孔子は、「君子の正しい成長のしかた」について、次のように語った。
「君子は、幅広く書物を学び、他者や先人の知恵を吸収する。
そしてその学びを、日々の行動において“礼”をもって実践すれば、
道を踏み外すことなく、正しい人生を歩むことができる」
ここで重要なのは、学びと実践のバランスである。
ただ知識を広く蓄えるだけでは、行動が伴わなければ意味をなさない。
また、行動があっても礼に欠ければ、それは粗野で独善的なものとなってしまう。
孔子は「博く文を学び、礼に約(やく)する」と言った。
それは、知識を行動に結びつけ、礼儀と節度をもって生活の中に落とし込むことこそ、君子の成長の道であるという意味である。
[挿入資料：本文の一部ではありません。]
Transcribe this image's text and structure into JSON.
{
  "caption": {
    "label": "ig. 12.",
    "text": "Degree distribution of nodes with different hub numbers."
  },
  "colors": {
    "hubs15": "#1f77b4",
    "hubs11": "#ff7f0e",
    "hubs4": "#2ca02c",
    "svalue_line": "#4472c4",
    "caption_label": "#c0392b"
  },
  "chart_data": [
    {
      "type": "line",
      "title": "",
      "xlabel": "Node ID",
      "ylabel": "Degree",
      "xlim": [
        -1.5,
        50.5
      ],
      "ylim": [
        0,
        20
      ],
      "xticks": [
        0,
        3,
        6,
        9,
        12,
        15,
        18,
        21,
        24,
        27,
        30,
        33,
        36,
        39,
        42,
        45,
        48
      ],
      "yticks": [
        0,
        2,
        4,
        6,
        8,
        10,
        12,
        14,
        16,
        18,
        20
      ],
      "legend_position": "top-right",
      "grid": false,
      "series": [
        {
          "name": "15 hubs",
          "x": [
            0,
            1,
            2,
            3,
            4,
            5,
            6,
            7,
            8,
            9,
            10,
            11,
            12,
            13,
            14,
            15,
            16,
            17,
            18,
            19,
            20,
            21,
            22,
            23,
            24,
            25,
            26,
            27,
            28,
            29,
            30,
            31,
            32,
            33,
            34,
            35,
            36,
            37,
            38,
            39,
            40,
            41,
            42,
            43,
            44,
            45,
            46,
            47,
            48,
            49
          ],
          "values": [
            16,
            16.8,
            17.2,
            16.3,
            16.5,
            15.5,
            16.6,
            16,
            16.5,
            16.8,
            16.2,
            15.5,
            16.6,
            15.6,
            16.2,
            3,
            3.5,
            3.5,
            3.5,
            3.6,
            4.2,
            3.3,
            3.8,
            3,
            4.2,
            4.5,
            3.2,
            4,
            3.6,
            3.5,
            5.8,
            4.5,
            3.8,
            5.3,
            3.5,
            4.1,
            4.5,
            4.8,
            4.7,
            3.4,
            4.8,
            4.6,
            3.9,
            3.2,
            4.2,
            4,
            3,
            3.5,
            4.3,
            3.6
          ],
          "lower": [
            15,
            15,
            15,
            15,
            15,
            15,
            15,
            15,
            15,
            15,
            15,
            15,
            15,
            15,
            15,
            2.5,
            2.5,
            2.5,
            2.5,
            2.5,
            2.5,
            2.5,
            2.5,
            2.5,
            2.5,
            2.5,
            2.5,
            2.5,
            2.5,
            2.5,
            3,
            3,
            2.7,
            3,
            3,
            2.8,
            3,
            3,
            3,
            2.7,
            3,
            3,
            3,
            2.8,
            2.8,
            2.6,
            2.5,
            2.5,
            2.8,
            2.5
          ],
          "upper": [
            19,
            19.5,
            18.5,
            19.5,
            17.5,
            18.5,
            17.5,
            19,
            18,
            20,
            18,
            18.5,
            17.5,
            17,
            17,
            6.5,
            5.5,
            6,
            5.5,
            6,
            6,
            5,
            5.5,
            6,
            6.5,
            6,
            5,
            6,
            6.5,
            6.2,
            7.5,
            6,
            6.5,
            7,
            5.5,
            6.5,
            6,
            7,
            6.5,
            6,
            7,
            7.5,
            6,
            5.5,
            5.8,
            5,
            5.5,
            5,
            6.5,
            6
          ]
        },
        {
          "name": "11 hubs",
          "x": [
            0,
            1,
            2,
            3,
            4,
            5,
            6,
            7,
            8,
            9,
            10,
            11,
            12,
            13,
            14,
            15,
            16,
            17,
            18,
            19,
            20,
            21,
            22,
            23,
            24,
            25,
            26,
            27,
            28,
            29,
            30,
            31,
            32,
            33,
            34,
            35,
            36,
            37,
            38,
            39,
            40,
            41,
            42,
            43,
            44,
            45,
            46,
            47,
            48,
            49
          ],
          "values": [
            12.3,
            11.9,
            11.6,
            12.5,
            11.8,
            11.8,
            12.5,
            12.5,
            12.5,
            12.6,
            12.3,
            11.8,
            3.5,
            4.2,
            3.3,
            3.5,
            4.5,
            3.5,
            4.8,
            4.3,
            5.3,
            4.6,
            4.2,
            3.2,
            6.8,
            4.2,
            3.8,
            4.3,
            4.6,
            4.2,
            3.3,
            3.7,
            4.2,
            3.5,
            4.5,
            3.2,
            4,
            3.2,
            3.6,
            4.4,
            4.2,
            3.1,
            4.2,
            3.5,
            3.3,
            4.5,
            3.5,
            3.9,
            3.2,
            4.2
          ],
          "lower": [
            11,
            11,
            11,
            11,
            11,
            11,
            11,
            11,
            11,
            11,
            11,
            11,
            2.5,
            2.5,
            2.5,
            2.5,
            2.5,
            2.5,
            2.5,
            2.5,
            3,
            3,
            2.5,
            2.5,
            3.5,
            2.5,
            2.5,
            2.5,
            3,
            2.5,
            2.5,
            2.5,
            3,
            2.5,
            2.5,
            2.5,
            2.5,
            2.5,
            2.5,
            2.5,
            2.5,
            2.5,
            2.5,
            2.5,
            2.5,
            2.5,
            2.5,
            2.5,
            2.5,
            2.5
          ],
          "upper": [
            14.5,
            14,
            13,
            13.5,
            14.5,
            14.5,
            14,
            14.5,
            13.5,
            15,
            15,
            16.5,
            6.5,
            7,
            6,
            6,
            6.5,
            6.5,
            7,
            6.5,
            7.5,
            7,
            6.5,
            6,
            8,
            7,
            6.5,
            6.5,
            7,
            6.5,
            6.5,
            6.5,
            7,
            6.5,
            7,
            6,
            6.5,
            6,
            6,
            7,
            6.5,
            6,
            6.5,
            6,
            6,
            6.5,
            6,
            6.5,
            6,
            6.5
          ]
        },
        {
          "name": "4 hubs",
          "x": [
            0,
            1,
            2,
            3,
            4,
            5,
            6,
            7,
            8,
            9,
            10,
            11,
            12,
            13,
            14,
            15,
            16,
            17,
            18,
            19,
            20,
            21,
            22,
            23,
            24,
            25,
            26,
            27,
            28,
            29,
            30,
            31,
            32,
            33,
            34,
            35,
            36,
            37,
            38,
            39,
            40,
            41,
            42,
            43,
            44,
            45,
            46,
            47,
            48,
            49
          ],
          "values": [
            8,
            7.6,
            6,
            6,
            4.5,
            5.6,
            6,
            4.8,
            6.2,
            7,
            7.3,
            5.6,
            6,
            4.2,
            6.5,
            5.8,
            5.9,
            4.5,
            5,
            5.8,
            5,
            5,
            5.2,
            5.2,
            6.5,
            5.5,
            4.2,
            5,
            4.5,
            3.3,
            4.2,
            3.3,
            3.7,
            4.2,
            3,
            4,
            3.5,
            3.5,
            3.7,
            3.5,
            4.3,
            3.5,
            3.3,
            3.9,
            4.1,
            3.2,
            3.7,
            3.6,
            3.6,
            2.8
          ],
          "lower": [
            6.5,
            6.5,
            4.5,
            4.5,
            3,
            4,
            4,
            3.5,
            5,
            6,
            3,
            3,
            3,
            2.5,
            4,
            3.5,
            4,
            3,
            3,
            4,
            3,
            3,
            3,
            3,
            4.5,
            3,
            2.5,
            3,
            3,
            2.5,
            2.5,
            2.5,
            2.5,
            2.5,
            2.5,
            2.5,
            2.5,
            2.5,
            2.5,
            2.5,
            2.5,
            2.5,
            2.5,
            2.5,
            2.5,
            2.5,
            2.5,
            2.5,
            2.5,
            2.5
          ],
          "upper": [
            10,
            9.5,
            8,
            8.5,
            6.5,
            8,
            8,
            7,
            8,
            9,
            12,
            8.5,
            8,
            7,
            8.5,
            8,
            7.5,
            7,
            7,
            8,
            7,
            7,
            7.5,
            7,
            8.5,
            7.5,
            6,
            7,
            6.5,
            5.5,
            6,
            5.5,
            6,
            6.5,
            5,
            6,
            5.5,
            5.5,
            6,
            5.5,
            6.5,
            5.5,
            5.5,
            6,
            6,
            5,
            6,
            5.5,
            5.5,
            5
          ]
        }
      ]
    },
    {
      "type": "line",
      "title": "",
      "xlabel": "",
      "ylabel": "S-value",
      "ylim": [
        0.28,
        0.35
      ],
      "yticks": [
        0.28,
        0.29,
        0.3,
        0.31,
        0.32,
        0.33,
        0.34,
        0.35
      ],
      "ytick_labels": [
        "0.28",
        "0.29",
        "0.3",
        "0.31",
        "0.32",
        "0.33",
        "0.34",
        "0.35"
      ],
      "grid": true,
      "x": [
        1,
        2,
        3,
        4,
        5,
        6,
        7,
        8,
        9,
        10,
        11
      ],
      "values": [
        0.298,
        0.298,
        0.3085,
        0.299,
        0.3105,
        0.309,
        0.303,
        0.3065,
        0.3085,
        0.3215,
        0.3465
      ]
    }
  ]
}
知る → 学ぶ → 実践する → 礼をもって続ける。
この循環が、人を内面から確かに育てていく。
ふりがな付き原文
子(し)曰(いわ)く、
君子(くんし)は博(ひろ)く文(ふみ)を学(まな)び、
これを約(やく)するに礼(れい)を以(も)てすれば、
亦(また)以(も)って畔(そむ)かざるべし。
注釈
- 君子(くんし):高い人格を備えた理想の人。学びと徳を兼ね備える。
- 博く文を学ぶ:書物に限らず、広く知識と教養を身につけること。
- 約するに礼を以てす:学びを礼儀に則って行動に集約する。知識と実践の調和。
- 畔かざる(そむかざる):正道から逸れない、人生の本筋を踏み外さない。